Look how clean this DAG is - it fully conveys what actually happens and with which dependencies.

Notice something special? Yes - we have never actually defined a task_id with these custom Airtunnel operators. If we don’t, Airtunnel will derive the operator task_ids from the given data asset’s name. An easy way that yields consistent naming! 👍

Graphically the finished DAG looks like this:

uni-dag

What happened in the background?

The four assets have been rebuilt and loaded into the ready layer of the physical data store: ready-layer

The ingested raw-data has been archived under the DAG execution date: ingest-archive

…as well as the previous versions of the data assets: ready-archive (note: we did not include an archival operator for enrollment_summary in the university DAG)

Collected metadata

One of Airtunnel’s additional benefits is, that it extends Airflow’s metadata model with data on load status, ingested raw files and lineage.

To retrieve load status, simply do this:

from airtunnel import PandasDataAsset
from airtunnel.metadata.adapter import SQLMetaAdapter

student = PandasDataAsset("student")
adapter = SQLMetaAdapter()
load_status = adapter.read_load_status(student)
print(load_status)

student was loaded at 2019-09-28 18:43:29.306133, from DAG university (2019-09-28 16:38:26.880186) and task student_staging_to_ready

To retrieve ingested files metadata, simply do this:

print(
    adapter.read_inspected_files(
        for_asset=student,
        dag_id=load_status.dag_id,
        dag_exec_date=load_status.dag_exec_date,
    )
)

student has source file: student.csv, of size: 181, created at: 2019-09-28 18:38:39, collected from: DAG: university (2019-09-28 16:38:26.880186) and task id student_ingest

Note, that we pass in the latest execution date that we just pulled from the asset’s load status!

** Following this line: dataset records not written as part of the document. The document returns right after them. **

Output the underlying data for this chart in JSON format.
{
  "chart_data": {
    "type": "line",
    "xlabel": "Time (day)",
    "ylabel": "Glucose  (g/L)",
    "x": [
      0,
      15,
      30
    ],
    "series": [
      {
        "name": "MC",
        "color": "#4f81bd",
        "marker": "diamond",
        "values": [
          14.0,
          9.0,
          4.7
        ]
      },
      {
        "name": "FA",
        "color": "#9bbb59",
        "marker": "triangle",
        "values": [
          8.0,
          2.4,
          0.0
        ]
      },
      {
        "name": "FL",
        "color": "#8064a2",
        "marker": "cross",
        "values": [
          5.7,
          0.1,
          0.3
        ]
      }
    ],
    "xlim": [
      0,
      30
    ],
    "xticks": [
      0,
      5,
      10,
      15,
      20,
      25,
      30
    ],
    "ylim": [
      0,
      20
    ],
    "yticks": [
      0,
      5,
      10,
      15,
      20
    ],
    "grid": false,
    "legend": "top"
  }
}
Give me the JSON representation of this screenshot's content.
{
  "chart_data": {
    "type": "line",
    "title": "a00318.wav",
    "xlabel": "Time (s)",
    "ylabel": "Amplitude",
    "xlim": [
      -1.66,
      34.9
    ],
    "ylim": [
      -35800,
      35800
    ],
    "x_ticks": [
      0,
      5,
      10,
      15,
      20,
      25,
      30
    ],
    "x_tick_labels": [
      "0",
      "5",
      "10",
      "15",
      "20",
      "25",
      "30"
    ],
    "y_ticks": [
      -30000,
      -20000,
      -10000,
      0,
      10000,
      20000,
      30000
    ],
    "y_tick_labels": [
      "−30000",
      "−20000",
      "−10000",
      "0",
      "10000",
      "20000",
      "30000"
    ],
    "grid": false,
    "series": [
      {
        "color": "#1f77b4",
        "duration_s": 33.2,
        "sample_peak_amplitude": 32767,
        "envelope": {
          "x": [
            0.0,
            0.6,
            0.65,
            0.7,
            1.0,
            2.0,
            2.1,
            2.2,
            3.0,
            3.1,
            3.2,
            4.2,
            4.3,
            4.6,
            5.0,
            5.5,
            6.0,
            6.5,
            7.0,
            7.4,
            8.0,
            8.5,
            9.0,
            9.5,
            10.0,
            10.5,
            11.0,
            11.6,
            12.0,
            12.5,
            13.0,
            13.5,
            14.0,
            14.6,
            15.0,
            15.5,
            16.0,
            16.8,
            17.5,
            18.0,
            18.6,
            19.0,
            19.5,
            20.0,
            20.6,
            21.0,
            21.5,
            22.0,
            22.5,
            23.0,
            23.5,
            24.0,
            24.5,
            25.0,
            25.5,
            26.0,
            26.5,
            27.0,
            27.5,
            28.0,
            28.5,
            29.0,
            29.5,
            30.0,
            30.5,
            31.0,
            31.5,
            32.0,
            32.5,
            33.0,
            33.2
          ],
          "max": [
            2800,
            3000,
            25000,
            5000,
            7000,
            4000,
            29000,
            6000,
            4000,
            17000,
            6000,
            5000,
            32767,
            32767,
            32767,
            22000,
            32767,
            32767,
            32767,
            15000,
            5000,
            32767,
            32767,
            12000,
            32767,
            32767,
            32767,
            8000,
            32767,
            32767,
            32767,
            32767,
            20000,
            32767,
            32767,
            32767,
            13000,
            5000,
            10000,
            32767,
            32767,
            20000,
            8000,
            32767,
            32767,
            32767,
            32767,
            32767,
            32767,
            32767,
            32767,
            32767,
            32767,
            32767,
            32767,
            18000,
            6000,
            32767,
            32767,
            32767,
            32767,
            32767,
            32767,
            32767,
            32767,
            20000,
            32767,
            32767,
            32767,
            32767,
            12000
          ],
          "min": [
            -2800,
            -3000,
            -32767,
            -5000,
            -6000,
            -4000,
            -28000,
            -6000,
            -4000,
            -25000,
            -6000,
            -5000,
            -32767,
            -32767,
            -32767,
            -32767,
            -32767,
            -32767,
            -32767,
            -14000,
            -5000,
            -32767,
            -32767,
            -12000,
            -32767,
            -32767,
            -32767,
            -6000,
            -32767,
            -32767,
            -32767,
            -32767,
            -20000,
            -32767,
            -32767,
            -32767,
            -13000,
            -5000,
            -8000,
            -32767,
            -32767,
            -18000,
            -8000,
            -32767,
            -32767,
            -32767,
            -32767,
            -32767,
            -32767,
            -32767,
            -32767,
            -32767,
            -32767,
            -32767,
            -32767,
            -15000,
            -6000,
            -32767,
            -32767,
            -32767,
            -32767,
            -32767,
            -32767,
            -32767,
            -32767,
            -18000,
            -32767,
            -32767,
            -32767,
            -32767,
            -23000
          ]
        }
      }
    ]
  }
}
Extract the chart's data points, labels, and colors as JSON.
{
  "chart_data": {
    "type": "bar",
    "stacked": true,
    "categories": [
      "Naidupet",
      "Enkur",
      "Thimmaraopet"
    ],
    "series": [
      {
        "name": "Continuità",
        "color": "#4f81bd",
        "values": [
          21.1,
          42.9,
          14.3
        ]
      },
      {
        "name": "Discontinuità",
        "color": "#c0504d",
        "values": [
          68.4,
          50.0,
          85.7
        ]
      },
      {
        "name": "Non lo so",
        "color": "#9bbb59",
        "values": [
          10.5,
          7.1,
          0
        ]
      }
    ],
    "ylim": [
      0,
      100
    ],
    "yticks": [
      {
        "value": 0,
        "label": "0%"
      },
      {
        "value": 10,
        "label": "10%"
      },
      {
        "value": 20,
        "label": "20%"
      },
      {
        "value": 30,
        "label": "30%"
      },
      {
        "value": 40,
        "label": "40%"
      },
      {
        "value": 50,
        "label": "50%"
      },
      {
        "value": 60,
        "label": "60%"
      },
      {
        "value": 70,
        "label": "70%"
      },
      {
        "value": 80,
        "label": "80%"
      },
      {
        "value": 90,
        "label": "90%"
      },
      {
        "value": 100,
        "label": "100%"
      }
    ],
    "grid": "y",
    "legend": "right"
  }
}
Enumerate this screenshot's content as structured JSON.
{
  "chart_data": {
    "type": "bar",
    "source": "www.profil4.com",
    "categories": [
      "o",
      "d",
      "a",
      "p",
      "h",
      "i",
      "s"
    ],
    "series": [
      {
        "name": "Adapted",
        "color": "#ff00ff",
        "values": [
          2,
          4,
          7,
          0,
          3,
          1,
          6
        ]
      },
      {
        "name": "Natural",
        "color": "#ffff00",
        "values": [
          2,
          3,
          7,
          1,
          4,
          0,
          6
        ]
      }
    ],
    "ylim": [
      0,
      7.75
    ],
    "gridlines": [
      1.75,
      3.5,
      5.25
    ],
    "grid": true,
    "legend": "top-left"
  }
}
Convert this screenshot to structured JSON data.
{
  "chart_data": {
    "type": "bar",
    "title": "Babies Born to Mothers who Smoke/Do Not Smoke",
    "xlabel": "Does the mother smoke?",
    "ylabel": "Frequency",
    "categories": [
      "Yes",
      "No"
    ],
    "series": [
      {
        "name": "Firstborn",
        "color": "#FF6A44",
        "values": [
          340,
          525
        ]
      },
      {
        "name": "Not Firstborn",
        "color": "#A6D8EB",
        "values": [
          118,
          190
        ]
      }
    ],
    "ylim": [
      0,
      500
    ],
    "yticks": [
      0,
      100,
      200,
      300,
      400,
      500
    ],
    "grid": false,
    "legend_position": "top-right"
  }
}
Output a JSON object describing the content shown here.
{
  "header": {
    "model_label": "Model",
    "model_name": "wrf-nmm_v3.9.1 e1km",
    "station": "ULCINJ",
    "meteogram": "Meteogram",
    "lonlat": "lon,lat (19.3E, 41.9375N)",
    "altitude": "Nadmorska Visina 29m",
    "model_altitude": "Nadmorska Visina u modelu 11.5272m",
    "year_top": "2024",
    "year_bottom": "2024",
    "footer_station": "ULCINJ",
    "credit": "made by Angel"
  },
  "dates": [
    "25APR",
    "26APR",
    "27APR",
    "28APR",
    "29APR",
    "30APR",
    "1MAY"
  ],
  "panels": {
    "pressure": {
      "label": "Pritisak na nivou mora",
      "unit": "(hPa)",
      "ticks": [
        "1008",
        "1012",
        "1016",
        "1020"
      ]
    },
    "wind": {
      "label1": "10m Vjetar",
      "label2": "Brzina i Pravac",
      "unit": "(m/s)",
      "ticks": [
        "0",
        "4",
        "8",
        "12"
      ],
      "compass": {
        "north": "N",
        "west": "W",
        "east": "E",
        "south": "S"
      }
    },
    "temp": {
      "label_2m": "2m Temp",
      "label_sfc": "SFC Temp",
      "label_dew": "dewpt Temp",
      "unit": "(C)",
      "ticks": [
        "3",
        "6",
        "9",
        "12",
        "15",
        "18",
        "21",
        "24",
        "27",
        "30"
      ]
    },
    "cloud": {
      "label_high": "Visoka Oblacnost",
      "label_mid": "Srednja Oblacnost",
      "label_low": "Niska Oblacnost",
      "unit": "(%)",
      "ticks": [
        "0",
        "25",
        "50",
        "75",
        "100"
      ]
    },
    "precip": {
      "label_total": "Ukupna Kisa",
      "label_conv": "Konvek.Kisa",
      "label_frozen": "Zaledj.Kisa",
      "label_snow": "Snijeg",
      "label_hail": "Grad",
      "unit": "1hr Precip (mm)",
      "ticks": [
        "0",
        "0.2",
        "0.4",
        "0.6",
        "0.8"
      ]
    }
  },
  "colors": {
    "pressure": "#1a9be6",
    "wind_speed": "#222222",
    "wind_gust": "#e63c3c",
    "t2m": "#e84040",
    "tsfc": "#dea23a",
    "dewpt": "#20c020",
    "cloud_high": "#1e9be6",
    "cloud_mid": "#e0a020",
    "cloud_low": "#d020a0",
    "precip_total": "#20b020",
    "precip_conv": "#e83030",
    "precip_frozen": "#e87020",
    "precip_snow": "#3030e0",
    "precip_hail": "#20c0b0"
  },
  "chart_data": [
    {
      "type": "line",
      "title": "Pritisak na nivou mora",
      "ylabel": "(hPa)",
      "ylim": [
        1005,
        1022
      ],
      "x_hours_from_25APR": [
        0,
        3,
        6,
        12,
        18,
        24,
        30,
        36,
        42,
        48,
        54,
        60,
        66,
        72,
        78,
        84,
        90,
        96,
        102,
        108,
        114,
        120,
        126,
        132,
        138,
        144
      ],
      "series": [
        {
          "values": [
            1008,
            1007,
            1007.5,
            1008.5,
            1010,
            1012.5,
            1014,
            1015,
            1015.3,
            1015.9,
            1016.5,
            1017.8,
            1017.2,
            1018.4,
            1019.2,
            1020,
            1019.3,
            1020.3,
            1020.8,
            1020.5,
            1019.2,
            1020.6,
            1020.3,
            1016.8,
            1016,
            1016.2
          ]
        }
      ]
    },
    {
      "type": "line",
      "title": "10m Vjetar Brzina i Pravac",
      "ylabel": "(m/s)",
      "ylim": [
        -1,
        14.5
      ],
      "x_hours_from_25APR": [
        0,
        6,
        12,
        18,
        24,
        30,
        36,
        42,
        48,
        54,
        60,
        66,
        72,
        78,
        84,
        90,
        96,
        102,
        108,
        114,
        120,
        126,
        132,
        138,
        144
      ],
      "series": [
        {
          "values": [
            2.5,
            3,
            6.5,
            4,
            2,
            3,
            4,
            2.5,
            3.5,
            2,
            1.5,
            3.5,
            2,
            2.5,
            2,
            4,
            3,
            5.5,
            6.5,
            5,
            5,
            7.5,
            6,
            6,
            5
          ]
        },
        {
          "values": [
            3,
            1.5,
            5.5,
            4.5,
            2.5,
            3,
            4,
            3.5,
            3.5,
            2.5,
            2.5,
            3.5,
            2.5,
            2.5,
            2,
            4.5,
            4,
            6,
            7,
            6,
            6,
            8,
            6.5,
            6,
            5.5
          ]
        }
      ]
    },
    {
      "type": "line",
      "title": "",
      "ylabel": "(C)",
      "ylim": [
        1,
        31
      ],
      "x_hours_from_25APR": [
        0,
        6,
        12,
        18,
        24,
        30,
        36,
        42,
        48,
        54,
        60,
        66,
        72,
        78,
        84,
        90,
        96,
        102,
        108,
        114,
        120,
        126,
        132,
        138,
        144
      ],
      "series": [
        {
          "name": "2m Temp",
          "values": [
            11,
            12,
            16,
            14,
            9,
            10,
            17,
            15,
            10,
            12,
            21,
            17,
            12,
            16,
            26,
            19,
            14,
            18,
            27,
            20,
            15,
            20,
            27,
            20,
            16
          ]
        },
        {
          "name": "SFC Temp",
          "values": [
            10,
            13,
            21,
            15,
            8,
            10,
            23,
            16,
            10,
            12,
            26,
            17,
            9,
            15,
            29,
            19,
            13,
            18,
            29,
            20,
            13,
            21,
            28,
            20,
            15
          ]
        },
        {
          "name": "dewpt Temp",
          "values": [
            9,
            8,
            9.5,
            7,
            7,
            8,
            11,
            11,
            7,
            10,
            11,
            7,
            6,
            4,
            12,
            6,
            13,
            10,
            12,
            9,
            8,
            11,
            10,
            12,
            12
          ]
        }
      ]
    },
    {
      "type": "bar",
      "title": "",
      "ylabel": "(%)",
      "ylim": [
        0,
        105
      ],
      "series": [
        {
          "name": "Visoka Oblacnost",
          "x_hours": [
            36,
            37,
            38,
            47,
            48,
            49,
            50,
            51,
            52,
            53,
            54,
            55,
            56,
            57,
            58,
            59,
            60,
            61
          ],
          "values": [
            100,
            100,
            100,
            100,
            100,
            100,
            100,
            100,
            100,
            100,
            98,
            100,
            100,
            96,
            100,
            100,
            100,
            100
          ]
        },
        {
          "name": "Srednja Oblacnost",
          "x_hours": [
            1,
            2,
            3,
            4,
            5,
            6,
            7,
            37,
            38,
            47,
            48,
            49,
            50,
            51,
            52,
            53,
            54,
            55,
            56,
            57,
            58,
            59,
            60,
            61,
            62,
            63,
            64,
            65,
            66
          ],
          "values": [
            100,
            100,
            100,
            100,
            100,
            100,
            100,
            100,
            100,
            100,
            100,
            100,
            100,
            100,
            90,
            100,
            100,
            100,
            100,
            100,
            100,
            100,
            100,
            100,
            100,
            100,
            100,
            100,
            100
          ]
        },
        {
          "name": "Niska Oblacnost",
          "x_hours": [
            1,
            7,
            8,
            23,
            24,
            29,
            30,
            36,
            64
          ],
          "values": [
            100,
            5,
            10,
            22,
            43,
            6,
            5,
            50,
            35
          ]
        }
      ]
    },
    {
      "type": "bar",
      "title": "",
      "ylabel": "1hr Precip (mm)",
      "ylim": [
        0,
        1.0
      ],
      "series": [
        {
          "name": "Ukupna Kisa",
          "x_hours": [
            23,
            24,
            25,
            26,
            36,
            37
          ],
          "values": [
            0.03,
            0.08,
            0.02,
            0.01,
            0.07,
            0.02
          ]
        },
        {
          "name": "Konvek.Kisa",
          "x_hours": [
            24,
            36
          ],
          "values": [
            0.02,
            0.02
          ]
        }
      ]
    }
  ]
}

To retrieve the lineage, simply do this:

enrollment_summary = PandasDataAsset("enrollment_summary")
print(adapter.read_lineage(for_target=enrollment_summary))

[(student,programme,enrollment) –> enrollment_summary (DAG: university [2019-09-28 16:38:26.880186], task: enrollment_summary_transform), 0)]

This gets all recursive known ancestors for enrollment_summary, grouped by DAG/task. The ‘0’ from this tuple indicates, that this lineage link is at the very first and only level.

Access to the individual metadata fields is possible through instance properties; not shown for brevity.